Dabei ist noch unklar, ob der Übertragungsstandard schon in den neuen MacBook Pros verwendet werden soll. Diese werden Gerüchten zufolge bereits am 24. Februar vorgestellt. Wahrscheinlich ist außerdem, dass Apple die Technik unter einem anderen Namen implementieren wird. Nutzer dürfen sich mit dem neuen Standard auf neue Dimensionen in der Übertragungsgeschwindigkeit freuen.
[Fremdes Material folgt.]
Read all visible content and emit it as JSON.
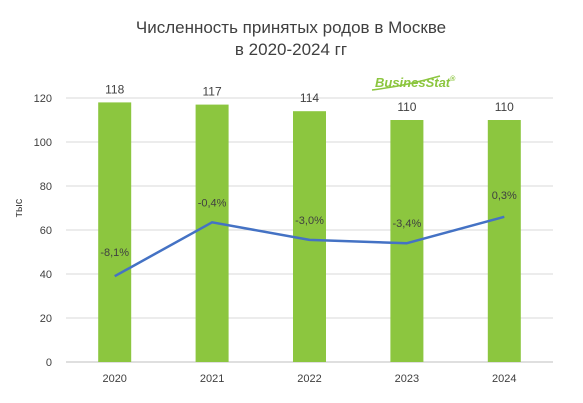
{
  "chart_data": {
    "type": "bar",
    "title_line1": "Численность принятых родов в Москве",
    "title_line2": "в 2020-2024 гг",
    "ylabel": "тыс",
    "ylim": [
      0,
      120
    ],
    "yticks": [
      0,
      20,
      40,
      60,
      80,
      100,
      120
    ],
    "categories": [
      "2020",
      "2021",
      "2022",
      "2023",
      "2024"
    ],
    "values": [
      118,
      117,
      114,
      110,
      110
    ],
    "value_labels": [
      "118",
      "117",
      "114",
      "110",
      "110"
    ],
    "line_series": {
      "values_on_left_axis": [
        39,
        63.5,
        55.5,
        54,
        66
      ],
      "labels": [
        "-8,1%",
        "-0,4%",
        "-3,0%",
        "-3,4%",
        "0,3%"
      ]
    },
    "colors": {
      "bar": "#8cc63f",
      "line": "#4472c4",
      "grid": "#d9d9d9"
    },
    "legend": "none",
    "grid": true
  },
  "logo": {
    "text_part1": "Busines",
    "text_part2": "Stat",
    "mark": "®",
    "color1": "#8cc63f",
    "color2": "#8cc63f"
  }
}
Laut Intel werden mit LightPeak Raten von 10 GB pro Sekunde erreicht – zehnmal schneller als Firewire 800. Daran ändert auch nicht, dass Intel zunächst für eine Verwendung von Kupfer- statt Glasfaserkabel plädiert.

Ursprünglich hatte Intel an der Technologie gearbeitet, um verschiedene Kabel für verschiedene Übertragungsaufgaben durch eine einziges zu ersetzen und gleichzeitige Übertragungen ohne Geschwindigkeitseinbuße zu ermöglichen. In Apples Fall ist es jedoch denkbar, das es für den Standard zunächst ein bestimmtes Einsatzfeld geben und eher als Ergänzung zu den anderen Anschlüssen eingesetzt wird.